Active older women have cells that are eight years biologically younger (Biological aging) in chronological age than their less active peers. The research by the University of California San Diego School of Medicine shows sitting for more than ten hours a day appears to prematurely ages cells.
Published online on January 18 in the American Journal of Epidemiology, the study found elderly women who devote less than 40 minutes a day to moderate-to-vigorous physical activity and who remain sedentary for more than 10 hours per day have shorter telomeres, the tiny caps on the ends of DNA strands, like the plastic tips of shoelaces, that protect chromosomes from deterioration and progressively shortening with age.
Telomeres naturally shorten and fray as a cell age. However, health and lifestyle factors, including obesity and smoking may accelerate that decline. Previous studies have linked shortened telomeres to cardiovascular disease, diabetes, and major cancers.
Aladdin Shadyab, Ph.D. lead author of the study with the Department of Family Medicine and Public Health at UC San Diego School of Medicine observed, “Our study found cells age faster with a sedentary lifestyle. Chronological age doesn’t always match biological age.”
Nearly 1,500 women, ages 64 to 95, participated in the study. The women are part of the larger Women’s Health Initiative (WHI), a national, longitudinal study investigating the causal factors of chronic diseases in postmenopausal women. Shadyab and his research team believe their study is the first to objectively measure how the combination of sedentary time and exercise can impact the aging biomarker.

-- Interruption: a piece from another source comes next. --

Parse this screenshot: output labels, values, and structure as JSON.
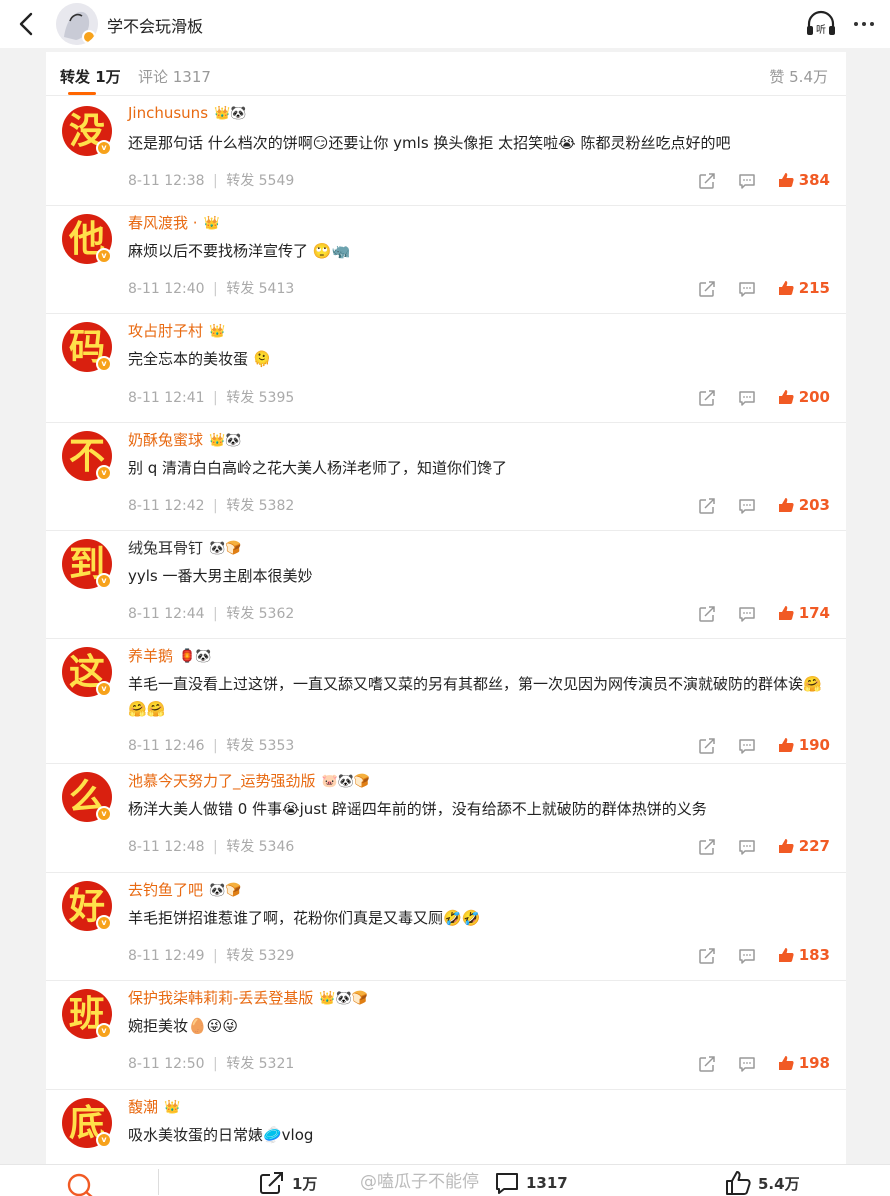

In the study, participants completed questionnaires and wore an accelerometer on their right hip for seven consecutive days during waking and sleeping hours to track their movements.
“We found that women who sat longer did not have shorter telomere length if they exercised for at least 30 minutes a day, the national recommended guideline,” said Shadyab. “Discussions about the benefits of exercise should start when we are young, and physical activity should continue to be part of our daily lives as we get older, even at 80 years old.”
Shadyab indicated that future studies will focus on how exercise relates to telomere length amongst younger populations and in men.
Categories of Cardiovascular disease
Cardiovascular diseases, such as heart disease and stroke, are the major cause of death in the United States. They are responsible for 33% of all deaths and 75% of all Medicare expenditures.
Cardiovascular disease is a complex disease involving several physiological systems; however, it can be divided into two categories: atherosclerosis and thrombosis. Atherosclerosis refers to the build-up of cholesterol plaques on artery walls (hardening). Thrombosis refers to the formation of blood clots within the bloodstream.
Atherosclerosis occurs when LDL cholesterol (a type of fat found in foods like meat and eggs) combines with substances called low-density lipoproteins (LDLs) in the body. LDLs carry cholesterol throughout the body, including to artery walls where they collect as plaque. Plaque builds up over time and eventually narrows arteries which could lead to heart attack or stroke.
Cholesterol is a waxy substance determined in every cell of the body
Cardiovascular sickness (CVD) is the main reason for demise in the United States. CVD consists of coronary heart disease, stroke, and different ailments induced with the aid of blood vessels turning blocked or plugged with the aid of cholesterol, fats, or different substances.
Cholesterol is a waxy substance located in each cell of the body. It is produced by the liver and intestines, and also comes from the food we eat. Cholesterol is needed for normal cell function, but too much can be harmful. High levels of LDL cholesterol (also called bad cholesterol) can build up on artery walls and cause atherosclerosis (hardening of arteries).
Atherosclerosis occurs when plaque develops on the inside walls of your arteries. Plaque builds up because LDL cholesterol sticks to it instead of flowing away as it should; this causes inflammation that narrows the arteries and increases your risk for heart attack or stroke.
Other forms of CVD include peripheral arterial disease (PAD), peripheral artery disease (PAD), and atherosclerosis, which are also caused by atherosclerosis. Atherosclerosis refers to a build-up of fatty deposits in your arteries that cause them to thicken and narrow over time. Atherosclerosis can lead to blockages in your arteries, which can result in heart attacks or strokes.
Other types of CVD include cerebrovascular disease, carotid artery disease, and peripheral vascular disease.”